I have a movement model for which I can simulate data from. It has two parameters, and the output is latitude and longitude at N evenly spaced time points. My goal is to use a convolutional neural network to train the relationship between the parameters P and the simulated data. This answer addresses the case for which the data is handled as a grid, where each row is a latitude, the columns are longitudes, and the values are the number of occurrences at that lat/lon.
But now I no longer wish to ignore time. I wish to set it up such that I have one long vector, where one position to the next is a time increment, and there are two values at each position: lat and long. Is this where “channels” come in? In the previous case, number of channels was 1- I’m thinking this should be 2 now.
The below code is for the case where I only look at lat or longitude- 1d. How can I edit this to handle both lat and long?
As you’ll see, my input training dimensions are: [399,1,501,1] for # of samples (simulated datasets), channels, rows (position at time x), nothing.
Thank you in advance!
>>> datalist_train.shape
torch.Size([599, 1, 501, 1])
>>> datalist_test.shape
torch.Size([399, 1, 501, 1])
>>> params_train.shape
torch.Size([599, 2])
>>> params_test.shape
torch.Size([399, 2])
>>> datalist_train.dtype
torch.float64
>>> datalist_test.dtype
torch.float64
>>> params_train.dtype
torch.float64
>>> params_test.dtype
torch.float64
n_parameters = 2
#
# Define a simple CNN that takes in (B, 1, grid_size, grid_size) and outputs (B, 2 parameters)
#
def create_model(n_output_parameters, hidden_size=16):
model = nn.Sequential(
#Normalize the input batch
nn.BatchNorm1d(num_features=1),
#Learn hidden_size of 3x3 kernels that detect features
nn.Conv1d(in_channels=1, out_channels=hidden_size, kernel_size=3, padding='same'),
nn.ReLU(),
nn.BatchNorm1d(hidden_size),
#Halve the spatial dimensions, keeping the max values per quadrant
nn.MaxPool1d(2),
#Average the spatial dimensions to a single scalar, and drop the redundant dims
nn.AdaptiveAvgPool1d(1),
nn.Flatten(start_dim=1),
#Map the input shape (B, hidden_size) to (B, n_output_parameters)

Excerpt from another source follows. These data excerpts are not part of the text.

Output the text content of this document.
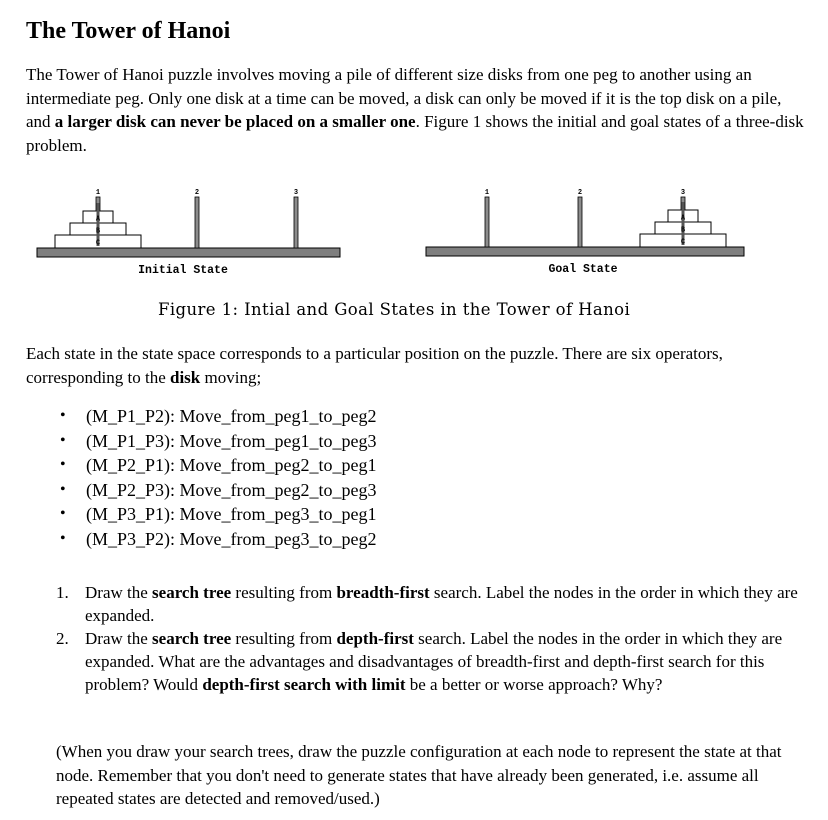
The Tower of Hanoi

The Tower of Hanoi puzzle involves moving a pile of different size disks from one peg to another using an intermediate peg. Only one disk at a time can be moved, a disk can only be moved if it is the top disk on a pile, and a larger disk can never be placed on a smaller one. Figure 1 shows the initial and goal states of a three-disk problem.

A
B
C
1	2	3
Initial State
A
B
C
1	2	3
Goal State
Figure 1: Intial and Goal States in the Tower of Hanoi

Each state in the state space corresponds to a particular position on the puzzle. There are six operators, corresponding to the disk moving;

• (M_P1_P2): Move_from_peg1_to_peg2
• (M_P1_P3): Move_from_peg1_to_peg3
• (M_P2_P1): Move_from_peg2_to_peg1
• (M_P2_P3): Move_from_peg2_to_peg3
• (M_P3_P1): Move_from_peg3_to_peg1
• (M_P3_P2): Move_from_peg3_to_peg2
1. Draw the search tree resulting from breadth-first search. Label the nodes in the order in which they are expanded.
2. Draw the search tree resulting from depth-first search. Label the nodes in the order in which they are expanded. What are the advantages and disadvantages of breadth-first and depth-first search for this problem? Would depth-first search with limit be a better or worse approach? Why?

(When you draw your search trees, draw the puzzle configuration at each node to represent the state at that node. Remember that you don't need to generate states that have already been generated, i.e. assume all repeated states are detected and removed/used.)
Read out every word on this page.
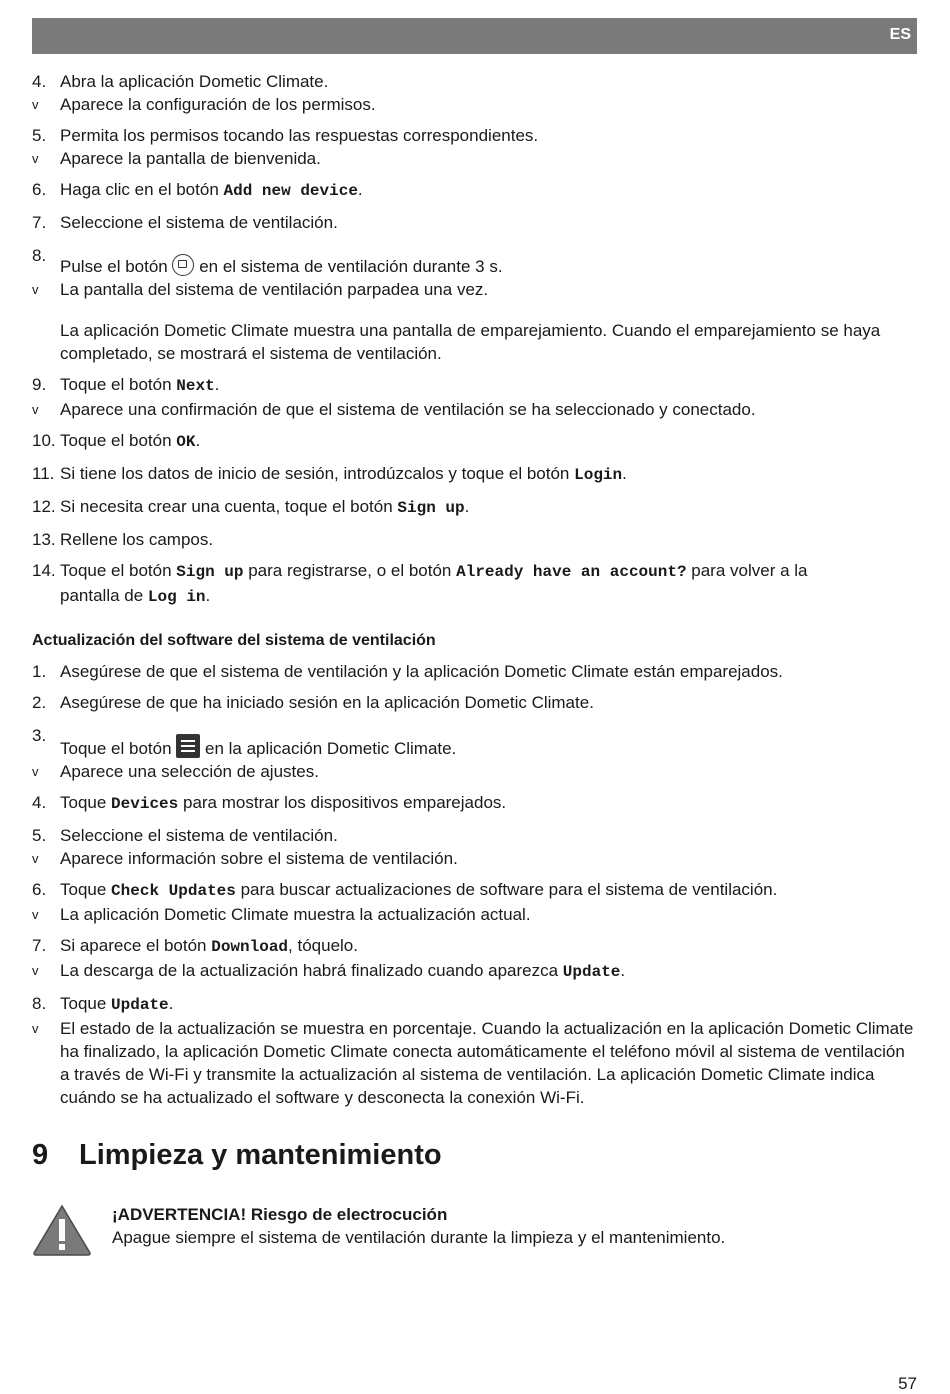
ES
4. Abra la aplicación Dometic Climate.
v Aparece la configuración de los permisos.
5. Permita los permisos tocando las respuestas correspondientes.
v Aparece la pantalla de bienvenida.
6. Haga clic en el botón Add new device.
7. Seleccione el sistema de ventilación.
8.
Pulse el botón  en el sistema de ventilación durante 3 s.
v La pantalla del sistema de ventilación parpadea una vez.
La aplicación Dometic Climate muestra una pantalla de emparejamiento. Cuando el emparejamiento se haya completado, se mostrará el sistema de ventilación.
9. Toque el botón Next.
v Aparece una confirmación de que el sistema de ventilación se ha seleccionado y conectado.
10. Toque el botón OK.
11. Si tiene los datos de inicio de sesión, introdúzcalos y toque el botón Login.
12. Si necesita crear una cuenta, toque el botón Sign up.
13. Rellene los campos.
14. Toque el botón Sign up para registrarse, o el botón Already have an account? para volver a la
pantalla de Log in.
Actualización del software del sistema de ventilación
1. Asegúrese de que el sistema de ventilación y la aplicación Dometic Climate están emparejados.
2. Asegúrese de que ha iniciado sesión en la aplicación Dometic Climate.
3.
Toque el botón  en la aplicación Dometic Climate.
v Aparece una selección de ajustes.
4. Toque Devices para mostrar los dispositivos emparejados.
5. Seleccione el sistema de ventilación.
v Aparece información sobre el sistema de ventilación.
6. Toque Check Updates para buscar actualizaciones de software para el sistema de ventilación.
v La aplicación Dometic Climate muestra la actualización actual.
7. Si aparece el botón Download, tóquelo.
v La descarga de la actualización habrá finalizado cuando aparezca Update.
8. Toque Update.
v El estado de la actualización se muestra en porcentaje. Cuando la actualización en la aplicación Dometic Climate
ha finalizado, la aplicación Dometic Climate conecta automáticamente el teléfono móvil al sistema de ventilación
a través de Wi-Fi y transmite la actualización al sistema de ventilación. La aplicación Dometic Climate indica
cuándo se ha actualizado el software y desconecta la conexión Wi-Fi.
9	Limpieza y mantenimiento
¡ADVERTENCIA! Riesgo de electrocución
Apague siempre el sistema de ventilación durante la limpieza y el mantenimiento.
57
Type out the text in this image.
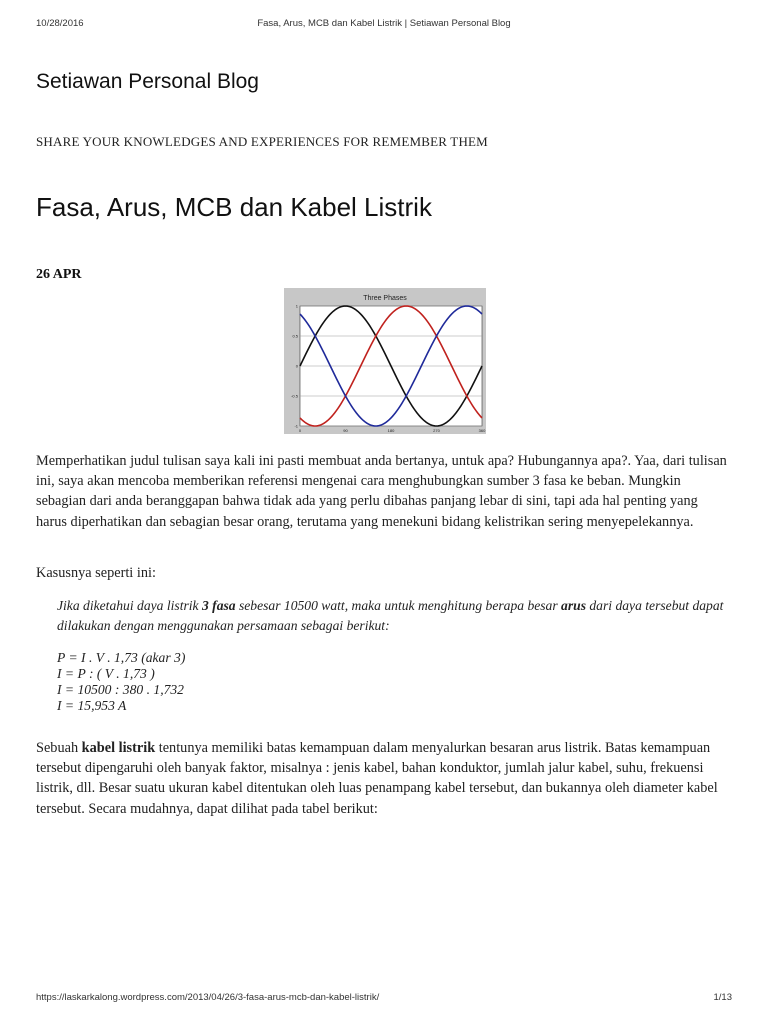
10/28/2016	Fasa, Arus, MCB dan Kabel Listrik | Setiawan Personal Blog
Setiawan Personal Blog

SHARE YOUR KNOWLEDGES AND EXPERIENCES FOR REMEMBER THEM

Fasa, Arus, MCB dan Kabel Listrik
26 APR
Three Phases
0	90	180	270	360
1
0.5
0
-0.5
-1

Memperhatikan judul tulisan saya kali ini pasti membuat anda bertanya, untuk apa? Hubungannya apa?. Yaa, dari tulisan ini, saya akan mencoba memberikan referensi mengenai cara menghubungkan sumber 3 fasa ke beban. Mungkin sebagian dari anda beranggapan bahwa tidak ada yang perlu dibahas panjang lebar di sini, tapi ada hal penting yang harus diperhatikan dan sebagian besar orang, terutama yang menekuni bidang kelistrikan sering menyepelekannya.

Kasusnya seperti ini:

Jika diketahui daya listrik 3 fasa sebesar 10500 watt, maka untuk menghitung berapa besar arus dari daya tersebut dapat dilakukan dengan menggunakan persamaan sebagai berikut:

P = I . V . 1,73 (akar 3)
I = P : ( V . 1,73 )
I = 10500 : 380 . 1,732
I = 15,953 A

Sebuah kabel listrik tentunya memiliki batas kemampuan dalam menyalurkan besaran arus listrik. Batas kemampuan tersebut dipengaruhi oleh banyak faktor, misalnya : jenis kabel, bahan konduktor, jumlah jalur kabel, suhu, frekuensi listrik, dll. Besar suatu ukuran kabel ditentukan oleh luas penampang kabel tersebut, dan bukannya oleh diameter kabel tersebut. Secara mudahnya, dapat dilihat pada tabel berikut:

https://laskarkalong.wordpress.com/2013/04/26/3-fasa-arus-mcb-dan-kabel-listrik/	1/13
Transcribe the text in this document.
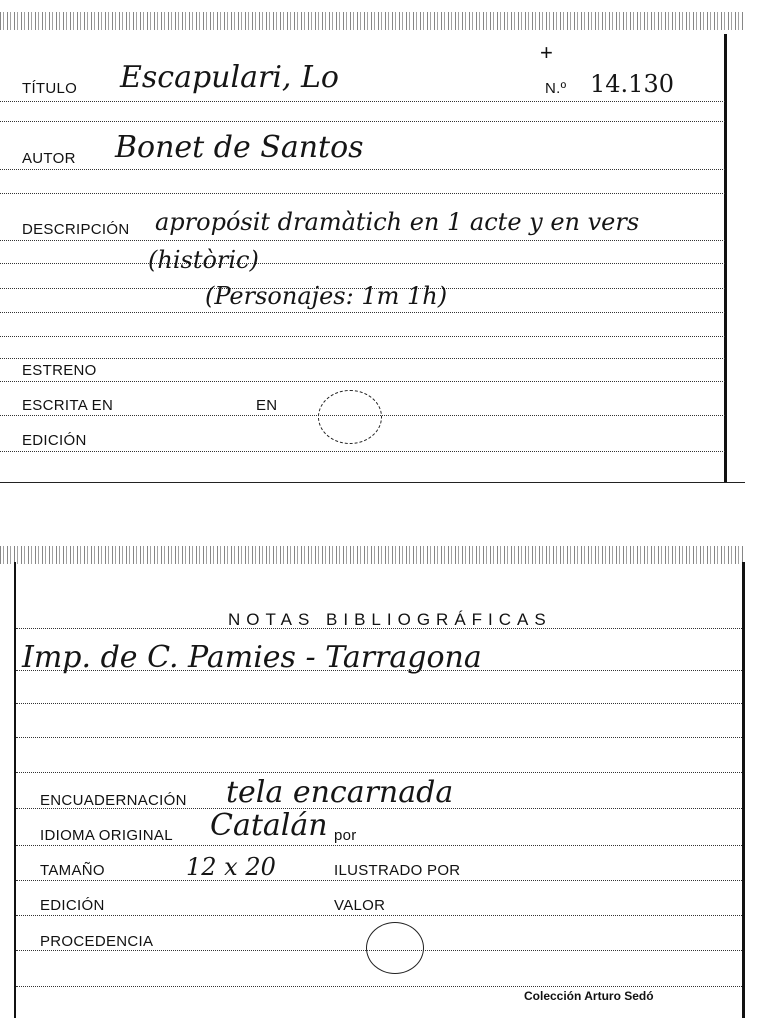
TÍTULO Escapulari, Lo
+
N.º 14.130
AUTOR Bonet de Santos
DESCRIPCIÓN apropósit dramàtich en 1 acte y en vers
(històric)
(Personajes: 1m 1h)
ESTRENO
ESCRITA EN	EN
EDICIÓN
NOTAS BIBLIOGRÁFICAS
Imp. de C. Pamies - Tarragona
ENCUADERNACIÓN tela encarnada
IDIOMA ORIGINAL Catalán por
TAMAÑO	12 x 20	ILUSTRADO POR
EDICIÓN	VALOR
PROCEDENCIA
Colección Arturo Sedó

nn.Linear(in_features=hidden_size, out_features=hidden_size),
nn.ReLU(),
nn.Linear(in_features=hidden_size, out_features=n_output_parameters),
)
return model
cnn_model = create_model(n_parameters)
#Report CNN size
print(
'CNN has',
sum(p.numel() for p in cnn_model.parameters() if p.requires_grad),
'trainable parameters'
)
#
# Prepare data for model
# 1. convert to tensors
# 2. add a channels dimension
# 3. wrap in DataLoader, to get batched samples
#
#CNN expects the input format (batch/samples, channels, height, width)
# We currently have (B, H, W), so add a singleton channels dimension to
# get (B, C=1, H, W)
datalist_train, datalist_test=[tensor.unsqueeze(dim=1) for tensor in (datalist_train, datalist_test)]
#Train and val datasets, returning (Ai, Pi) pair for each index.
# i.e. it pairs together the Ai and Pi of each sample.
train_dataset = TensorDataset(datalist_train, params_train)
val_dataset = TensorDataset(datalist_test, params_test)
train_i,params_i=train_dataset[0]#returns the Ai and Pi for sample 0
print('Sample 0 (A0, P0) from train_dataset:', train_i.shape, ',', params_i.shape)
#Batchify
batch_size = 32
train_loader = DataLoader(train_dataset, batch_size=batch_size, shuffle=True)
#
# Train and evaluate cnn_model
#
#For reproducibility
np.random.seed(0)
torch.manual_seed(0)
cnn_model = create_model(n_parameters)
optimizer = torch.optim.Adam(cnn_model.parameters())
loss_function = nn.MSELoss()
#
# Training loop
#
n_epochs = 12
#Used for recording losses and metrics
from collections import defaultdict
metrics_dict = defaultdict(list)
for epoch in range(n_epochs):
cnn_model.train()
for minibatch in train_loader:
A_minibatch, P_minibatch = minibatch
P_predicted = cnn_model(A_minibatch)
loss = loss_function(P_predicted, P_minibatch)
#step optimizer
optimizer.zero_grad()
loss.backward()
optimizer.step()
#/end of epoch
#
# Evaluate cnn_model per epoch
#
cnn_model.eval()
with torch.no_grad():
P_predicted_train = cnn_model(datalist_train)
P_predicted_val = cnn_model(datalist_test)
train_loss = loss_function(P_predicted_train, params_train).item()
val_loss = loss_function(P_predicted_val, params_test).item()
val_mae = nn.L1Loss()(P_predicted_val, params_test).item()
metrics_dict['epoch'].append(epoch + 1)
metrics_dict['train_loss'].append(train_loss)
metrics_dict['val_loss'].append(val_loss)
metrics_dict['val_mae'].append(val_mae)
#
# Report results
#
print(
f'[epoch {epoch + 1:2d}/{n_epochs}]',
f'[train loss: {train_loss:5.3f} | val loss: {val_loss:5.3f}]',
f'[val MAE: {val_mae:5.3f}]'
)